ПОВЕСТЬ
Хлопали тяжелые, в три проема, двери, внося в размеренный, гулкий шепоток зала ожидания смуту дальних, пахнущих креозотом дорог; в широких окнах поманивали светлые пятна купированных вагонов, доносилась глухая возня незримых путей, где стояли составы-работяги с синей, как этот вечер, нефтью и прочим полезным для огромной страны грузом; вяло переругивались у виадука охрипшие от маяты и первых холодов голоса диспетчеров. Вдруг грозно вздрагивали на протяге вагоны, стремительно, один за другим, вылязгивая мощный аккорд во славу железной воли Транссиба, и тогда обмирала, не поднимая головы, заблудшая овечья душонка, и тогда хотелось уехать куда глаза глядят, лишь бы не видеть этот тусклый зал ожидания с пыльной люстрой и подоконниками, на которых тоже храпел и шелестел газетами вокзальный люд, с первого взгляда неотличимый от подобного себе на больших и малых станциях и полустанках России. Была тут и недремлющая тетка с тугими узлами, подозрительно косящаяся на соседей — стриженого паренька с новенькой в полиэтиленовом мешке гитарой, мужчину с «дипломатом» на коленях, накрывшегося газетой, молодую женщину с ребенком и бутылочкой молока, — коих разом сморила усталость. Смуглые, черноволосые молодые люди, распахнув куртки с капюшонами, пили за стойками кофе из бумажных стаканчиков.

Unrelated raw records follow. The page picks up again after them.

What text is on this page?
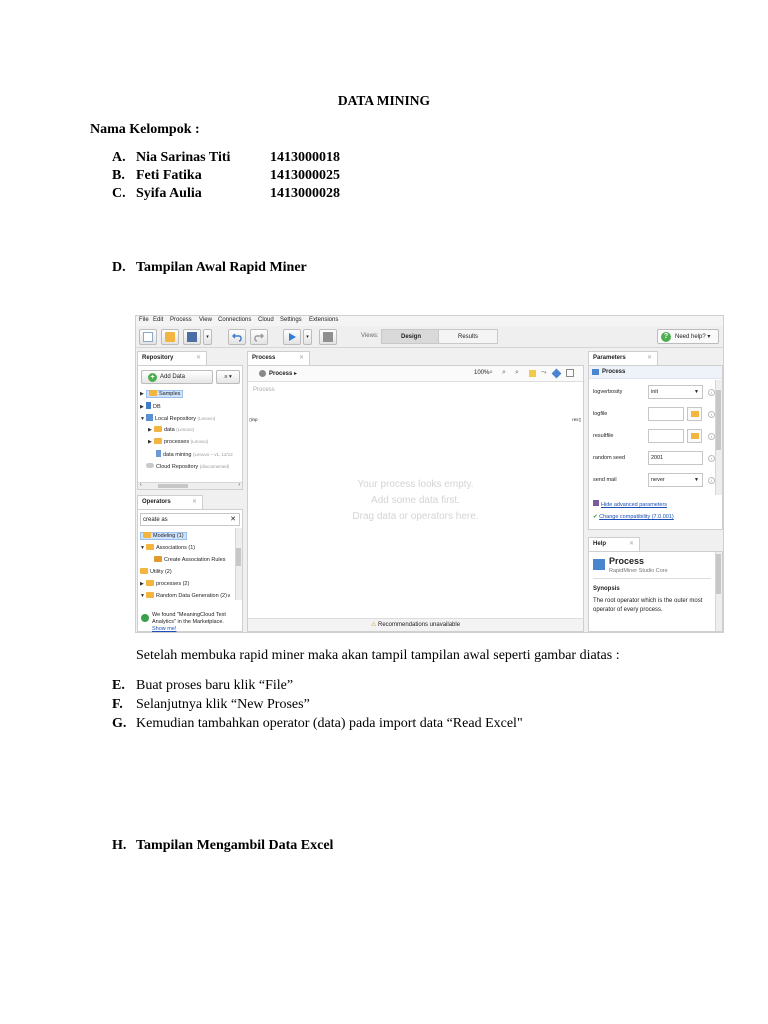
DATA MINING
Nama Kelompok :
A. Nia Sarinas Titi	1413000018
B. Feti Fatika	1413000025
C. Syifa Aulia	1413000028
D. Tampilan Awal Rapid Miner
File Edit Process View Connections Cloud Settings Extensions
▾	▾	Views:	Design	Results	?	Need help? ▾
Repository	✕
+ Add Data	≡ ▾
▶	Samples
▶ DB
▼ Local Repository (Lenovo)
▶ data (Lenovo)
▶ processes (Lenovo)
data mining (Lenovo – v1, 12/12
Cloud Repository (disconnected)
‹	›
Operators	✕
create as	✕
Modeling (1)
▼ Associations (1)
Create Association Rules
Utility (2)
▶ processes (2)
▼ Random Data Generation (2)∨
We found "MeaningCloud Text Analytics" in the Marketplace.
Show me!
Process	✕
Process ▸	100% ⌕ ⌕ ⌕	⤳
Process
▯inp	res▯
Your process looks empty.
Add some data first.
Drag data or operators here.
⚠ Recommendations unavailable
Parameters	✕
Process
logverbosity	init	▼	i
logfile	i
resultfile	i
random seed	2001	i
send mail	never	▼	i
Hide advanced parameters
✔ Change compatibility (7.0.001)
Help	✕
Process
RapidMiner Studio Core
Synopsis
The root operator which is the outer most operator of every process.
Setelah membuka rapid miner maka akan tampil tampilan awal seperti gambar diatas :
E. Buat proses baru klik “File”
F. Selanjutnya klik “New Proses”
G. Kemudian tambahkan operator (data) pada import data “Read Excel"
H. Tampilan Mengambil Data Excel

Скорый поезд ушел, буфет закрыли, движение в зале мало-помалу прекратилось, стало и вовсе скучно. Лишь мерил зал начищенными до блеска сапогами милиционер, зорко поглядывавший вокруг.
В конце октября погода в этом городе обычно портилась, но что бы так — поднимая опавшую листву до вторых этажей — нежданно. Ветер обжигал скулы, выбивал слезы — улицы опустели. Юго-западный, с колючим снежком, он срывался с дальних гор, которые можно было увидеть только в ясный день.
Жорик натянул на голову куртку, прижался щекой к маленькому транзистору, старательно шмыгнул носом. Оказывается, и в Европе неладно, антициклон обрушился на цивилизованных французов; где-то, как водится, угнали самолет; подходил к концу чемпионат мира по легкой атлетике в закрытых помещениях. «Как же! — усмехнулся он. — Попрыгай в трусиках! На дворе-то!»
Так вот всегда. Когда муторно на душе, Жорик включает обшарпанный приемничек, перетянутый резинкой, чтоб не выпала плоская батарейка — доставать ее становилось все трудней. Крутит настройку коротенькой писклявой шкалы, впитывая, как губка, события международной жизни, и переживает. Он может переживать от того, что в Южной Африке унижают коренное население, возмущаться тайными поставками оружия, сочувствовать положению бездомных, и тогда собственные беды кажутся несерьезными…
Новости кончились. Жорик поморгал, поерзал на лавке, но сочувствовать расхотелось. Он вспомнил, как его побили за старой кошарой. Побили, впрочем, громко сказано. Так себе — раскровянили лицо, надрали волосы, но один из нападавших напоследок расчетливо пхнул в низ живота. Прижатому к бревнам Жорику почудилось, что остановилось время: удивленно замер овечий загон, дощатый навес с нанизанным на жерди веточным кормом дрогнул и покосился, дугой изогнулась кромка леса, степь опрокидывалась, будто наступили на край большущего блюдца. Захлебываясь кровавыми соплями, он натужно сипел и синел лицом, сползая по стене. И еще почудилось, что и сам он — овца, беззащитная и глупая, паршивая овца, которая обречена. Ему ли не знать об этом?..
Жорик прикрыл глаза и начал полегоньку биться лбом о гладкое дерево. Нет, нет, домой вернуться невозможно, немыслимо!
— А я вам говорю — прекратите! — услышал Жорик и сообразил, что его окликают. Над ним стоял молоденький сержант и хмурился.
— Извините, кхе… — у него неожиданно сел голос. Милиционеров он не любил и побаивался. Он вскочил, надел, затем сдернул кепку и оказался совсем небольшого роста.
— Документы! — сверху вниз потребовал сержант в хорошо подогнанной шинели, лицо его с тонкими усиками пылало гневом. Он поправил на рукаве повязку. — Что это вы себе позволяете?
— Документы? Кхе… Сейчас, сейчас… — Жорик зашарил по карманам, вынул кошелек, чем еще больше рассердил сержанта. Но, видит небо, это вышло случайно, как и то, что паспорт он забыл дома… А есть ли у него дом? Он сел.